GM is making good show in India with the growth of 65% in November against the last year’s sale by 7118 units. The pact will be a boost for SAIC, which is seeking a foothold in the Indian market and will be an increase for GM’s portfolio. SAIC has since withdrawn its trading of shares in Shanghai for the sake of major asset restructuring and a board meeting on December 9.
The step is viewed as a move by SAIC to stake 50:50 claim with GM (GM has gained a lot in Chinese market this year) which is under the clouds. GM’s sale in China is 1.6million, of course with the JVs, which is an increase of 64% against the previous year and the sale in November alone increased to 109% against the sale in the last year same period.

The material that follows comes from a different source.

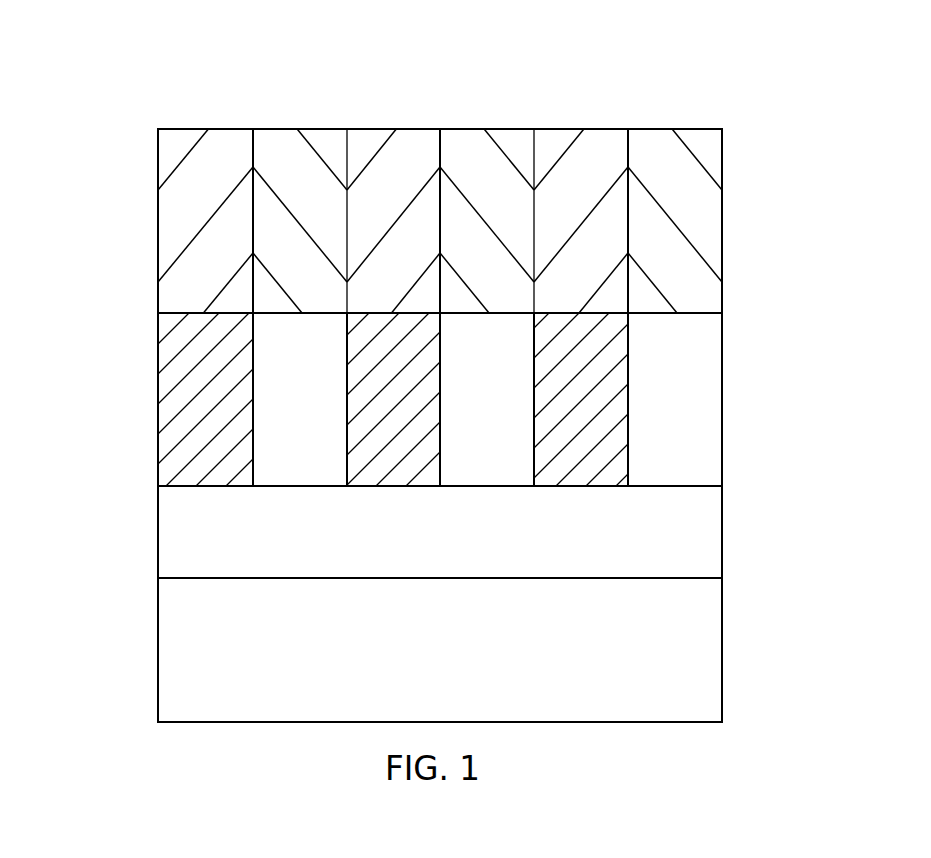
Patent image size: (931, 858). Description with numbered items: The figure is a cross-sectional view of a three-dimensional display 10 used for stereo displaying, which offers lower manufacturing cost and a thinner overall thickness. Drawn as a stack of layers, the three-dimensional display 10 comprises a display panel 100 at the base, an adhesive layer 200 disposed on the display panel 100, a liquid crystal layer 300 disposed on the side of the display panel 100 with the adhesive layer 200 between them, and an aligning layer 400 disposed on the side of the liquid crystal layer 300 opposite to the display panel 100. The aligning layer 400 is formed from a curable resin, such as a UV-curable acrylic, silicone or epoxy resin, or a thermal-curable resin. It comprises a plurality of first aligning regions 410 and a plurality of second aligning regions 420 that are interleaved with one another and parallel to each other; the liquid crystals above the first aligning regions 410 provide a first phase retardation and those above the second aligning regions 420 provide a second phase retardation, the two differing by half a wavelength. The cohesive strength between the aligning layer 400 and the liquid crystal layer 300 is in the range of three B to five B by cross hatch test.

GM-SAIC pact is a prolonged one, since the latter had a little hesitation for market expansion. SAIC had been facing a good niche in Korean market, which has come to a grinding halt. Now the Indian car market has come to the rescue with the domestic growth of 7.9% in three months upto September. Tata’s September sale grew to 81% in commercial vehicles and 48% in domestic cars. Indian auto market proves to be a gaining fold for car makers, especially small cars and the maker are now in a mood to release low priced cars and trucks. The SAIC pact is yet to be confirmed by GM.